Thursday, May 7, 2015

May 7: Did God Will That, Trying to Make Sense, Answered Prayers

[Ives r]emembered how Robert [his son], coming home in tears after John F. Kennedy was assassinated, had asked him, "Did God will that?"

Ives struggles with the question of God's will through most of Mr. Ives' Christmas.  So much senseless tragedy befalls him.  Ives doesn't understand why his good son, straight-A student and future priest, is gunned down in the street while his son's murderer is eventually released from prison and starts a family.  Ives can't make sense out of a senseless act, even though he spends years trying to do just that.  He wants a glimpse of God's master plan, if it exists.

I think Ives' dilemma is the dilemma of most thinking Christians.  When faced with immense tragedy (on a personal or global level), how do you continue to believe in God's goodness?  In a world full of tragedies (terrorist acts, tsunamis, earthquakes, wars), where does God fit in?  Why does God allow terrible things to happen?

Today is the one year anniversary of my brother's death.  Needless to say, I've been a little melancholy.  At lunch, I stopped in the medical facility my sister used to supervise.  One of my best friends works there, and I was hoping for a little spiritual uplift.  The employees were cleaning my sister's office out.  Boxing up her belongings.  Sifting through the detritus of an over 20-year career.  It didn't improve my frame of mind.

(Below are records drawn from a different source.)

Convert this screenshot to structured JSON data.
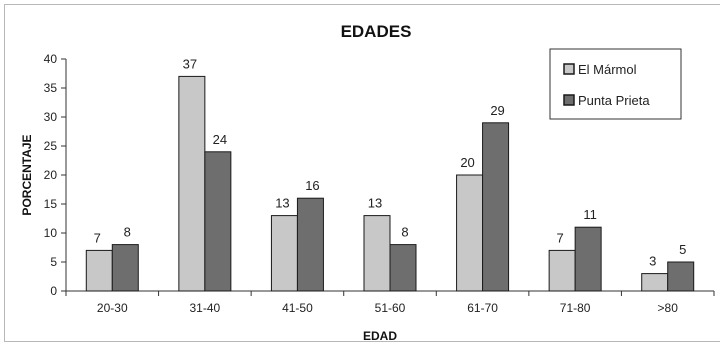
{
  "chart_data": {
    "type": "bar",
    "title": "EDADES",
    "xlabel": "EDAD",
    "ylabel": "PORCENTAJE",
    "categories": [
      "20-30",
      "31-40",
      "41-50",
      "51-60",
      "61-70",
      "71-80",
      ">80"
    ],
    "series": [
      {
        "name": "El Mármol",
        "values": [
          7,
          37,
          13,
          13,
          20,
          7,
          3
        ],
        "color": "#c8c8c8"
      },
      {
        "name": "Punta Prieta",
        "values": [
          8,
          24,
          16,
          8,
          29,
          11,
          5
        ],
        "color": "#6e6e6e"
      }
    ],
    "ylim": [
      0,
      40
    ],
    "yticks": [
      0,
      5,
      10,
      15,
      20,
      25,
      30,
      35,
      40
    ],
    "grid": false,
    "legend_position": "top-right"
  }
}
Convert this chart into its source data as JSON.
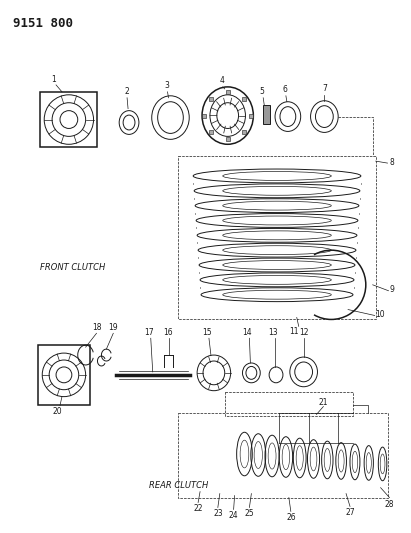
{
  "title": "9151 800",
  "background_color": "#ffffff",
  "text_color": "#1a1a1a",
  "front_clutch_label": "FRONT CLUTCH",
  "rear_clutch_label": "REAR CLUTCH",
  "line_color": "#1a1a1a"
}
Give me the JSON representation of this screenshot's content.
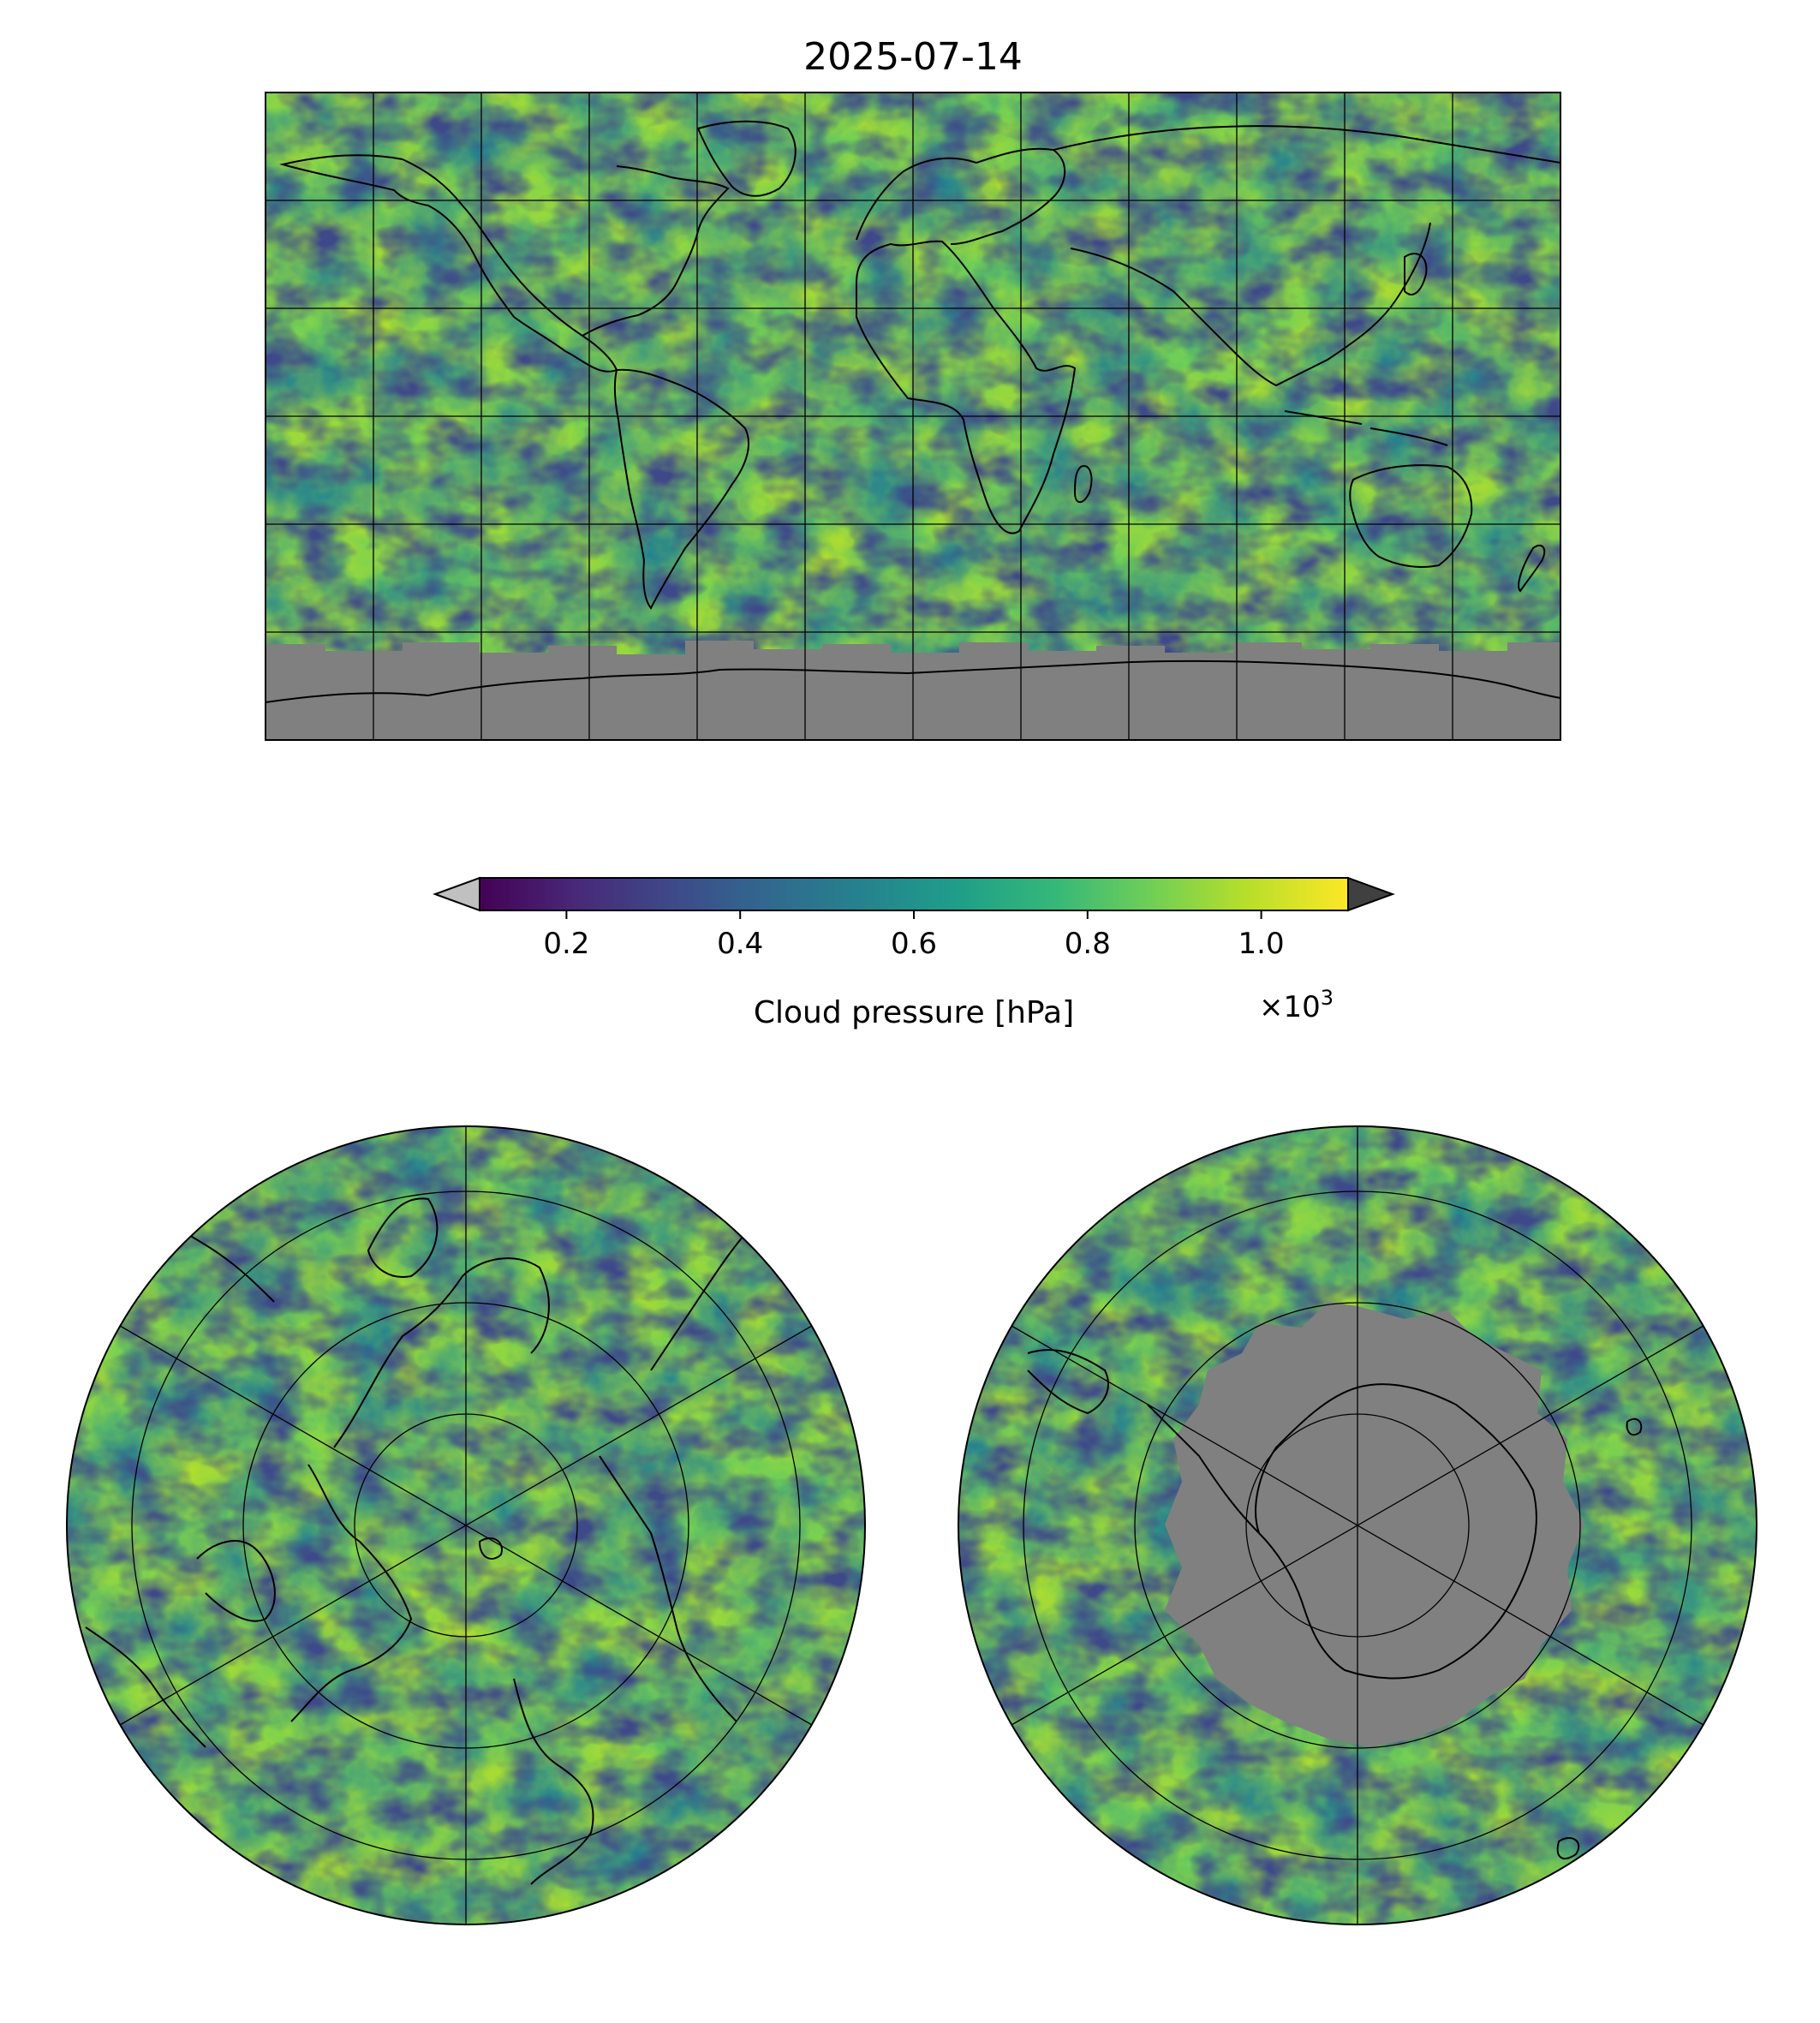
{
  "figure": {
    "title": "2025-07-14",
    "colors": {
      "viridis": [
        "#440154",
        "#482878",
        "#3e4989",
        "#31688e",
        "#26828e",
        "#1f9e89",
        "#35b779",
        "#6ece58",
        "#b5de2b",
        "#fde725"
      ],
      "under": "#c0c0c0",
      "over": "#404040",
      "no_data": "#808080",
      "coast": "#000000"
    }
  },
  "colorbar": {
    "label": "Cloud pressure [hPa]",
    "multiplier": "×10",
    "exponent": "3",
    "vmin": 0.1,
    "vmax": 1.1,
    "ticks": [
      {
        "value": 0.2,
        "label": "0.2"
      },
      {
        "value": 0.4,
        "label": "0.4"
      },
      {
        "value": 0.6,
        "label": "0.6"
      },
      {
        "value": 0.8,
        "label": "0.8"
      },
      {
        "value": 1.0,
        "label": "1.0"
      }
    ],
    "extend": "both"
  },
  "maps": [
    {
      "id": "global",
      "projection": "PlateCarree",
      "gridline_step_lon": 30,
      "gridline_step_lat": 30
    },
    {
      "id": "north",
      "projection": "NorthPolarStereo"
    },
    {
      "id": "south",
      "projection": "SouthPolarStereo"
    }
  ]
}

I don't presume to understand why my brother died or why my sister got sick.  Certainly, the last year or so of my brother's life was not easy.  Crushing headaches.  Constant pain.  As a stroke survivor, he faced challenges every day.  Before my sister's illness, she was under tremendous stress at work.  She was never able to just relax and be happy.

With a year's perspective, I understand that my brother was suffering, and, in some place in my heart, I know that he's in a much better place now.  Whole.  Joyful.  At peace.  That doesn't make the pain of his absence any easier.  From the day my brother had his stroke, I prayed every day for his healing.  As Truman Capote noted, though, "More prayers are shed over answered prayers than unanswered ones."

I pray all the time for my sister now.  For her healing.  It frightens me sometimes to think what form that healing will take.  She's going to be having surgery in Ann Arbor at the end of May.  Then she will have many more months of recovery in the nursing home.  There is going to be no easy solution to my sister's health woes.  Jesus isn't going to show up at her bedside, touch her, and say, "Rise and go to McDonald's."

So, like Ives, I'm a little unmoored tonight.  Sad.  Confused.  But, that's what faith is all about if you're a true believer.  In the face of sadness and confusion, I have to trust in God.  That may sound naive or just plain stupid.  However, trust is the foundation of hope.

And hope is what Saint Marty needs on this day.